Hoteliers have been hearing a lot about Accessibility these days. But not, like they’re used to, in terms of physical access to the property. Rather, in the digital sense.

Stephen wrote about it back in 2015. And more recently, our in-house Accessibility expert, Nick Adkins, outlined Wallop’s current approach to solving this.

I think the best way for anyone to learn anything about web development would be listen to a developer try to explain that thing to an account person. Why? Because they are forced to explain it using very simple language. So, I’m going to try to structure this article in that way, and hopefully shed some light on the current Accessibility conversation, in the most accessible language.

The Americans with Disabilities Act became law in 1990. But most recent changes have had to do with digital accessibility have caused our clients to take particular notice. If not themselves, every hotelier seems to have some connection to an ADA-related lawsuit. In Canada, our accessibility laws fall under the Canadian Human Rights Act of 1977. Here’s a great article on Canadian standards. Both follow the WCAG 2.o conformance requirements.

Whereas most of hoteliers are familiar with examples of accessibility features in the physical world (access ramps, tactile paving strips, large font signage, speakers at crosswalks), many still don’t really know what it means to provide an “accessible” digital experience to their guests on the web.

Focus on Inclusivity

Recently, The Rick Hansen Foundation awarded Vancouver’s YVR airport with the first ever accessibility Gold rating. This is certainly something to be proud of. But more than just checking off the boxes, the committee noted that YVR has succeeded in prioritizing inclusivity in the design of their shared, public space. This means they don’t make travellers with disabilities take separate entrances, inconveniently located elevators, or, really use the space any differently from anyone else. Everyone moves through the same accessible paths, without really noticing it.
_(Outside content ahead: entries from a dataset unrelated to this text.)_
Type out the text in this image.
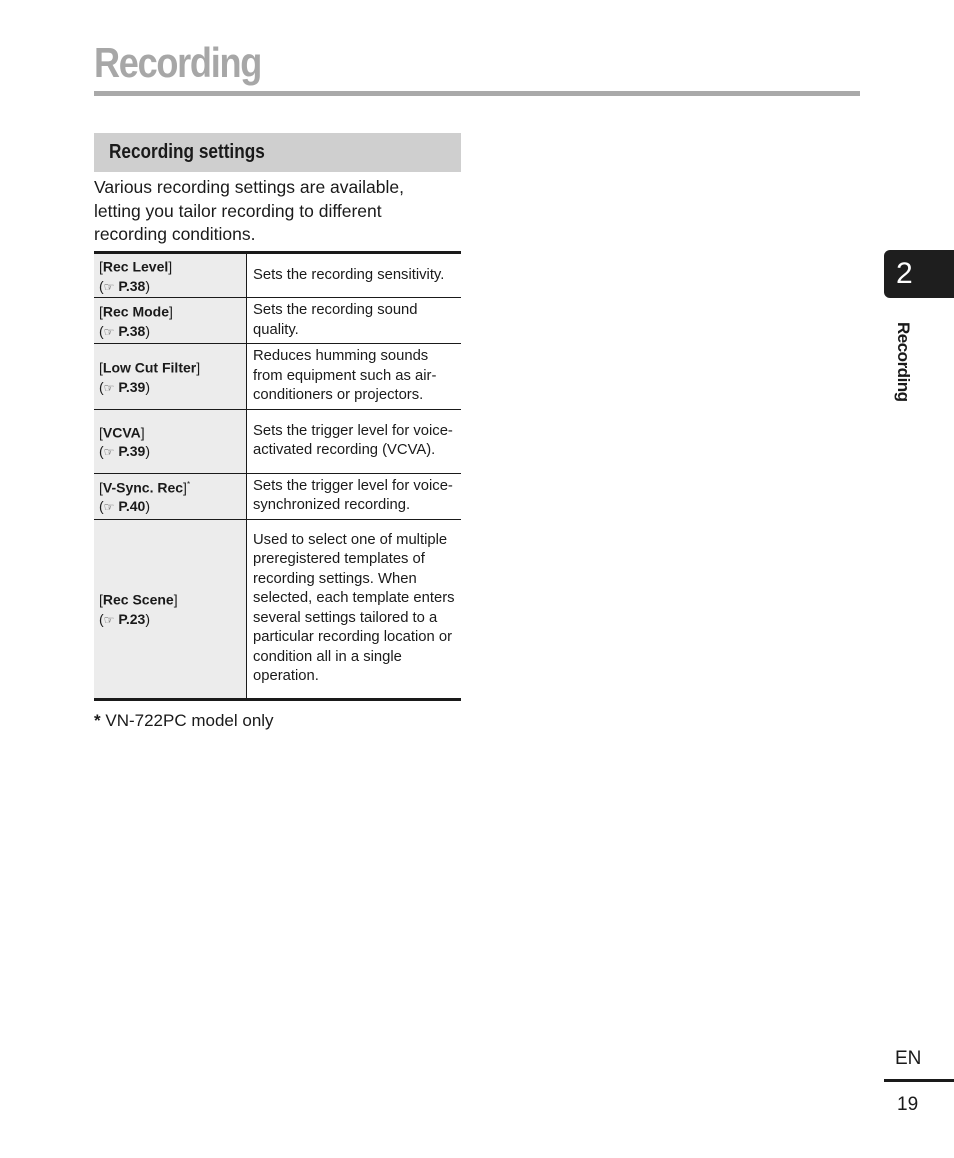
Recording
Recording settings
Various recording settings are available, letting you tailor recording to different recording conditions.
[Rec Level]
(☞ P.38)	Sets the recording sensitivity.

[Rec Mode]
(☞ P.38)	Sets the recording sound quality.

[Low Cut Filter]
(☞ P.39)	Reduces humming sounds from equipment such as air-conditioners or projectors.

[VCVA]
(☞ P.39)	Sets the trigger level for voice-activated recording (VCVA).

[V-Sync. Rec]*
(☞ P.40)	Sets the trigger level for voice-synchronized recording.

[Rec Scene]
(☞ P.23)	Used to select one of multiple preregistered templates of recording settings. When selected, each template enters several settings tailored to a particular recording location or condition all in a single operation.
* VN-722PC model only
2
Recording
EN
19
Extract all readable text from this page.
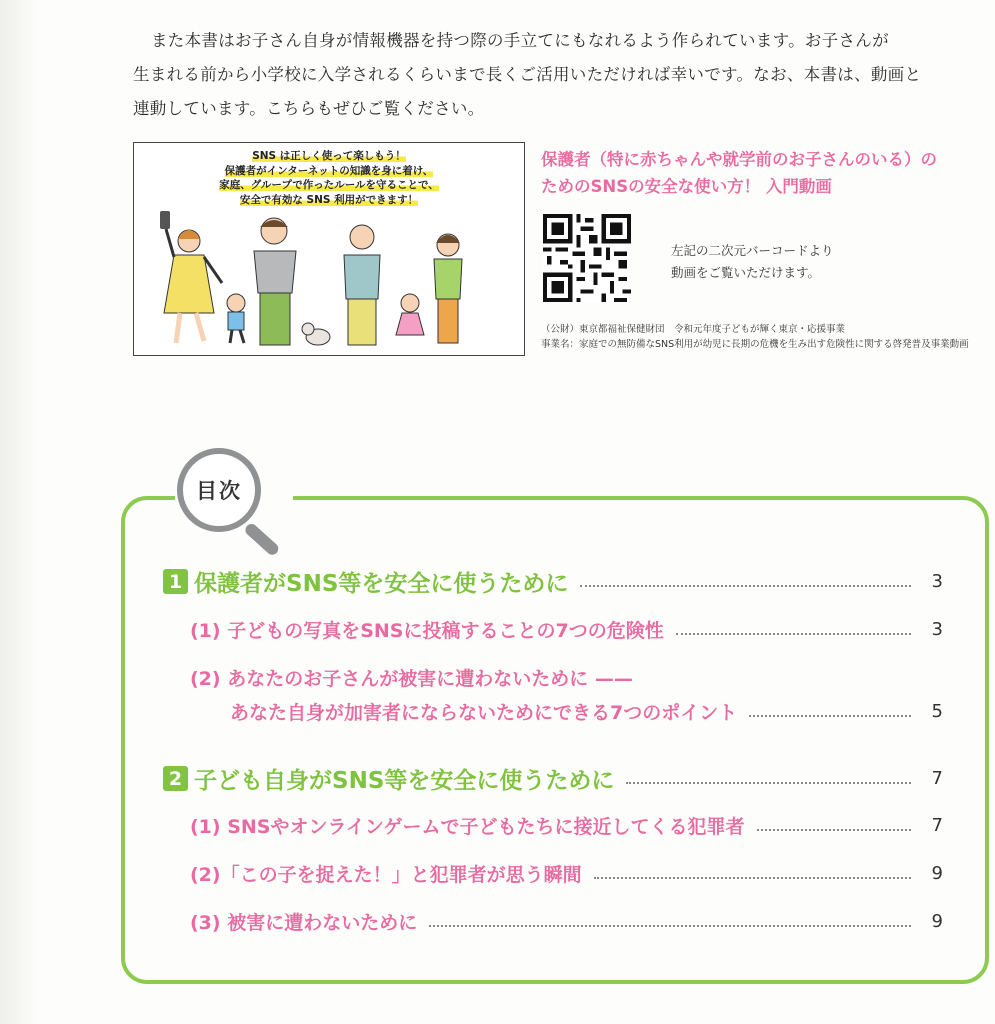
また本書はお子さん自身が情報機器を持つ際の手立てにもなれるよう作られています。お子さんが

生まれる前から小学校に入学されるくらいまで長くご活用いただければ幸いです。なお、本書は、動画と

連動しています。こちらもぜひご覧ください。

SNS は正しく使って楽しもう！
保護者がインターネットの知識を身に着け、
家庭、グループで作ったルールを守ることで、
安全で有効な SNS 利用ができます！
保護者（特に赤ちゃんや就学前のお子さんのいる）の
ためのSNSの安全な使い方！ 入門動画
左記の二次元バーコードより
動画をご覧いただけます。
（公財）東京都福祉保健財団　令和元年度子どもが輝く東京・応援事業
事業名：家庭での無防備なSNS利用が幼児に長期の危機を生み出す危険性に関する啓発普及事業動画
目次
1 保護者がSNS等を安全に使うために	3
(1) 子どもの写真をSNSに投稿することの7つの危険性	3
(2) あなたのお子さんが被害に遭わないために ——
あなた自身が加害者にならないためにできる7つのポイント	5
2 子ども自身がSNS等を安全に使うために	7
(1) SNSやオンラインゲームで子どもたちに接近してくる犯罪者	7
(2)「この子を捉えた！」と犯罪者が思う瞬間	9
(3) 被害に遭わないために	9
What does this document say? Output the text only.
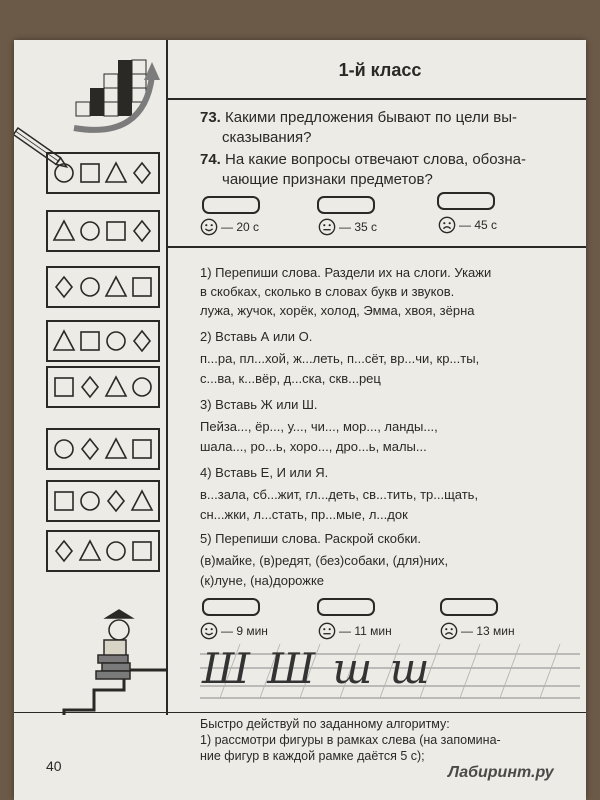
1-й класс
73. Какими предложения бывают по цели вы-
сказывания?
74. На какие вопросы отвечают слова, обозна-
чающие признаки предметов?
— 20 с	— 35 с	— 45 с
1) Перепиши слова. Раздели их на слоги. Укажи
в скобках, сколько в словах букв и звуков.
лужа, жучок, хорёк, холод, Эмма, хвоя, зёрна
2) Вставь А или О.
п...ра, пл...хой, ж...леть, п...сёт, вр...чи, кр...ты,
с...ва, к...вёр, д...ска, скв...рец
3) Вставь Ж или Ш.
Пейза..., ёр..., у..., чи..., мор..., ланды...,
шала..., ро...ь, хоро..., дро...ь, малы...
4) Вставь Е, И или Я.
в...зала, сб...жит, гл...деть, св...тить, тр...щать,
сн...жки, л...стать, пр...мые, л...док
5) Перепиши слова. Раскрой скобки.
(в)майке, (в)редят, (без)собаки, (для)них,
(к)луне, (на)дорожке
— 9 мин	— 11 мин	— 13 мин
Ш Ш ш ш
Быстро действуй по заданному алгоритму:
1) рассмотри фигуры в рамках слева (на запомина-
ние фигур в каждой рамке даётся 5 с);
40	Лабиринт.ру
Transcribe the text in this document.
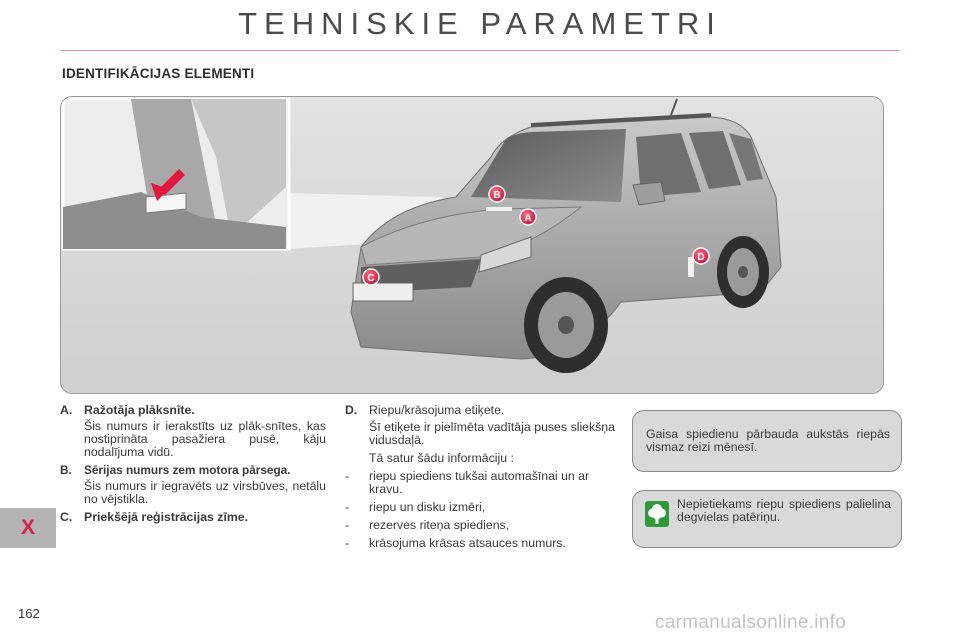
TEHNISKIE PARAMETRI
IDENTIFIKĀCIJAS ELEMENTI
A
B
C
D

A. Ražotāja plāksnīte.

Šis numurs ir ierakstīts uz plāk-snītes, kas nostiprināta pasažiera pusē, kāju nodalījuma vidū.

B. Sērijas numurs zem motora pārsega.

Šis numurs ir iegravēts uz virsbūves, netālu no vējstikla.

C. Priekšējā reģistrācijas zīme.

D. Riepu/krāsojuma etiķete.

Šī etiķete ir pielīmēta vadītāja puses sliekšņa vidusdaļā.

Tā satur šādu informāciju :

-	riepu spiediens tukšai automašīnai un ar kravu.
-	riepu un disku izmēri,
-	rezerves riteņa spiediens,
-	krāsojuma krāsas atsauces numurs.
Gaisa spiedienu pārbauda aukstās riepās vismaz reizi mēnesī.
Nepietiekams riepu spiediens palielina degvielas patēriņu.
X
162	carmanualsonline.info
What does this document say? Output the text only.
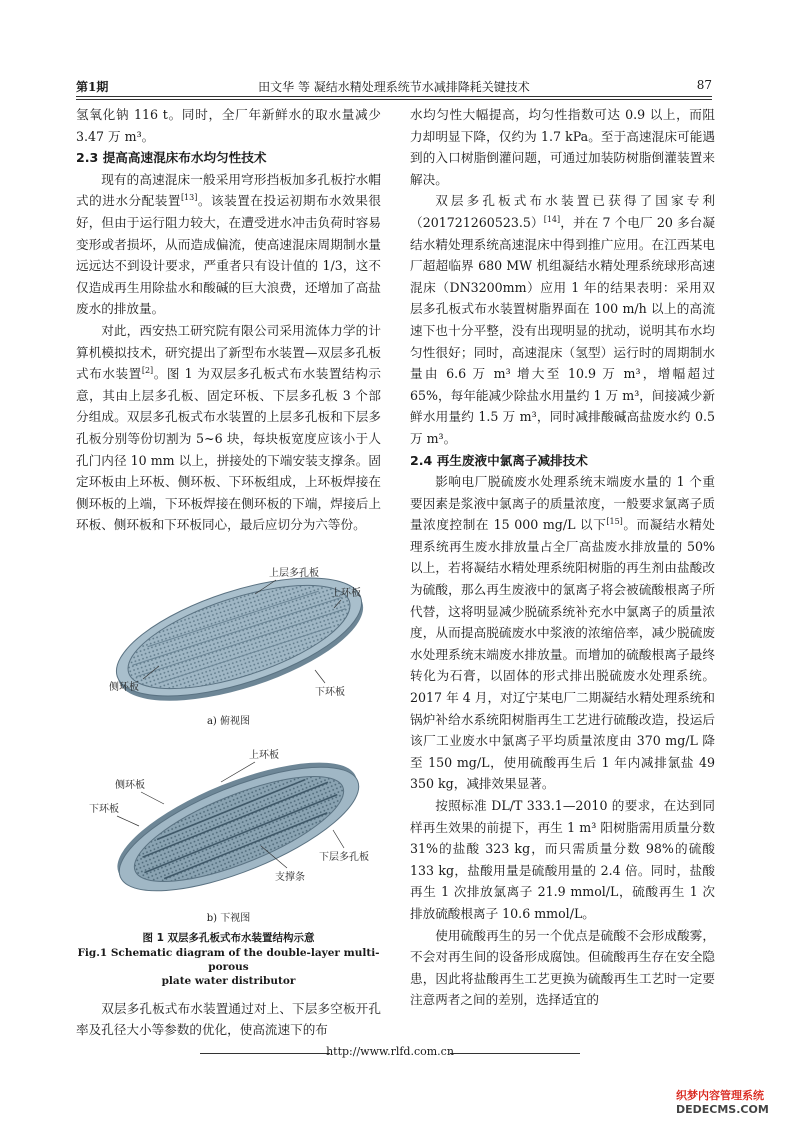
第1期	田文华 等 凝结水精处理系统节水减排降耗关键技术	87

氢氧化钠 116 t。同时，全厂年新鲜水的取水量减少 3.47 万 m³。

2.3 提高高速混床布水均匀性技术

现有的高速混床一般采用穹形挡板加多孔板拧水帽式的进水分配装置[13]。该装置在投运初期布水效果很好，但由于运行阻力较大，在遭受进水冲击负荷时容易变形或者损坏，从而造成偏流，使高速混床周期制水量远远达不到设计要求，严重者只有设计值的 1/3，这不仅造成再生用除盐水和酸碱的巨大浪费，还增加了高盐废水的排放量。

对此，西安热工研究院有限公司采用流体力学的计算机模拟技术，研究提出了新型布水装置—双层多孔板式布水装置[2]。图 1 为双层多孔板式布水装置结构示意，其由上层多孔板、固定环板、下层多孔板 3 个部分组成。双层多孔板式布水装置的上层多孔板和下层多孔板分别等份切割为 5~6 块，每块板宽度应该小于人孔门内径 10 mm 以上，拼接处的下端安装支撑条。固定环板由上环板、侧环板、下环板组成，上环板焊接在侧环板的上端，下环板焊接在侧环板的下端，焊接后上环板、侧环板和下环板同心，最后应切分为六等份。

上层多孔板
上环板
侧环板	下环板
a) 俯视图
上环板
侧环板
下环板
下层多孔板
支撑条
b) 下视图
图 1 双层多孔板式布水装置结构示意
Fig.1 Schematic diagram of the double-layer multi-porous
plate water distributor

双层多孔板式布水装置通过对上、下层多空板开孔率及孔径大小等参数的优化，使高流速下的布

水均匀性大幅提高，均匀性指数可达 0.9 以上，而阻力却明显下降，仅约为 1.7 kPa。至于高速混床可能遇到的入口树脂倒灌问题，可通过加装防树脂倒灌装置来解决。

双层多孔板式布水装置已获得了国家专利（201721260523.5）[14]，并在 7 个电厂 20 多台凝结水精处理系统高速混床中得到推广应用。在江西某电厂超超临界 680 MW 机组凝结水精处理系统球形高速混床（DN3200mm）应用 1 年的结果表明：采用双层多孔板式布水装置树脂界面在 100 m/h 以上的高流速下也十分平整，没有出现明显的扰动，说明其布水均匀性很好；同时，高速混床（氢型）运行时的周期制水量由 6.6 万 m³ 增大至 10.9 万 m³，增幅超过 65%，每年能减少除盐水用量约 1 万 m³，间接减少新鲜水用量约 1.5 万 m³，同时减排酸碱高盐废水约 0.5 万 m³。

2.4 再生废液中氯离子减排技术

影响电厂脱硫废水处理系统末端废水量的 1 个重要因素是浆液中氯离子的质量浓度，一般要求氯离子质量浓度控制在 15 000 mg/L 以下[15]。而凝结水精处理系统再生废水排放量占全厂高盐废水排放量的 50%以上，若将凝结水精处理系统阳树脂的再生剂由盐酸改为硫酸，那么再生废液中的氯离子将会被硫酸根离子所代替，这将明显减少脱硫系统补充水中氯离子的质量浓度，从而提高脱硫废水中浆液的浓缩倍率，减少脱硫废水处理系统末端废水排放量。而增加的硫酸根离子最终转化为石膏，以固体的形式排出脱硫废水处理系统。2017 年 4 月，对辽宁某电厂二期凝结水精处理系统和锅炉补给水系统阳树脂再生工艺进行硫酸改造，投运后该厂工业废水中氯离子平均质量浓度由 370 mg/L 降至 150 mg/L，使用硫酸再生后 1 年内减排氯盐 49 350 kg，减排效果显著。

按照标准 DL/T 333.1—2010 的要求，在达到同样再生效果的前提下，再生 1 m³ 阳树脂需用质量分数 31%的盐酸 323 kg，而只需质量分数 98%的硫酸 133 kg，盐酸用量是硫酸用量的 2.4 倍。同时，盐酸再生 1 次排放氯离子 21.9 mmol/L，硫酸再生 1 次排放硫酸根离子 10.6 mmol/L。

使用硫酸再生的另一个优点是硫酸不会形成酸雾，不会对再生间的设备形成腐蚀。但硫酸再生存在安全隐患，因此将盐酸再生工艺更换为硫酸再生工艺时一定要注意两者之间的差别，选择适宜的

http://www.rlfd.com.cn
织梦内容管理系统
DEDECMS.COM
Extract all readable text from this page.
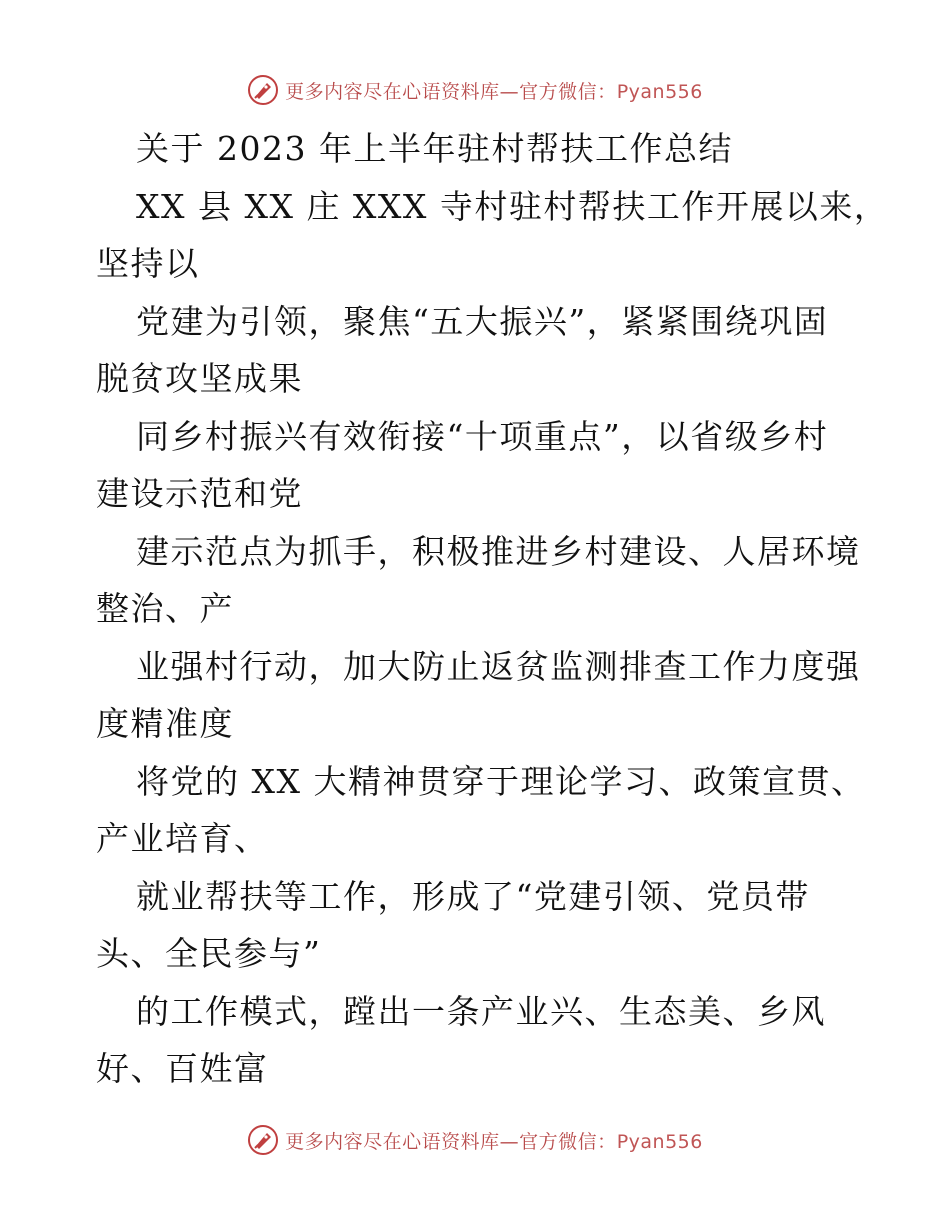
更多内容尽在心语资料库—官方微信：Pyan556
关于 2023 年上半年驻村帮扶工作总结
XX 县 XX 庄 XXX 寺村驻村帮扶工作开展以来，
坚持以
党建为引领，聚焦“五大振兴”，紧紧围绕巩固
脱贫攻坚成果
同乡村振兴有效衔接“十项重点”，以省级乡村
建设示范和党
建示范点为抓手，积极推进乡村建设、人居环境
整治、产
业强村行动，加大防止返贫监测排查工作力度强
度精准度
将党的 XX 大精神贯穿于理论学习、政策宣贯、
产业培育、
就业帮扶等工作，形成了“党建引领、党员带
头、全民参与”
的工作模式，蹚出一条产业兴、生态美、乡风
好、百姓富
更多内容尽在心语资料库—官方微信：Pyan556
I’ve been chatting through this idea of inclusivity (vs. basic accessibility) with our developer, Terra Pope, about how this applies to the web. I’ve included some snippets from our conversation below. She brought up some really good points around why the move towards inclusivity is not only good for society, but also good for business.

“Inclusive design allows you to rethink problems and come up with more optimal solutions for a wider audience than you might have been reaching before. It actually grows your user base. Meaning more you’re opening your conversion path to more potential customers.”

Using the real world case of YVR, Terra uses the example that: “In an airport, wheelchair friendly paths aren’t just useful for people in wheelchairs – they’re easier for people using crutches, parents with strollers, people pulling roller bags, etc.  On the web, accessibility tools tend to actually make things easier for all users.”

Every traveller’s journeys has elements of uncertainty – weather, traffic, mechanical failures, overbooking, labour strikes, cancellations, bed bugs, late arrivals, all of which are [mostly] out of the traveler’s control. And of course, this is part of what makes travel exciting.

“But for a traveller with low vision, difficulty hearing, or someone who uses a wheelchair, the journey can quickly change from “difficult” to “impossible” without a properly designed, network of inclusive infrastructure. And this includes the web.”

Digital Inclusivity for Hotels

Given that the customer journey starts on the screen. If a traveller with a disability is excluded from the searching and booking process for a particular hotel, why should they trust that hotel to include them when they arrive on property?

Terra notes that “this isn’t limited to persons with permanent disabilities either. If a new mom is planning a trip back home to show off her new family member, but has to hold the baby while making travel plans, how easy is it for her to navigate hotel websites to book with one hand etc. Or if you broke your right hand and couldn’t use a mouse for 12 weeks – how would you navigate and get around different sites to book a trip that’s 6 months out?

At the end of the day, the thing that matters is that the user coming to your site can get the content they require and can perform the actions you want them to perform.”

Five things you can do this year:

  1. Shift your organization’s outlook. Stop seeing ADA compliance as a scary, legal burden. Instead, try to see it as an opportunity to ultimately help your organization build more inclusive digital products (which ultimately grows your audience and improves conversion).
  2. Plan an audit. Top level audits usually take about 2-4 hours depending on the size of your site. Our team specializes in fixing existing development frameworks. Email me here, and I will send you more information.
  3. Set a realistic timeline. It’s a process, it will take time.
  4. Consider rebuilding your site. If it’s more than 3 years old, the cost to fix it might be more than the cost to rebuild. The upside is that, if it’s been 3 years, you could probably use a refresh.
  5. Add an Accessibility Statement to your site.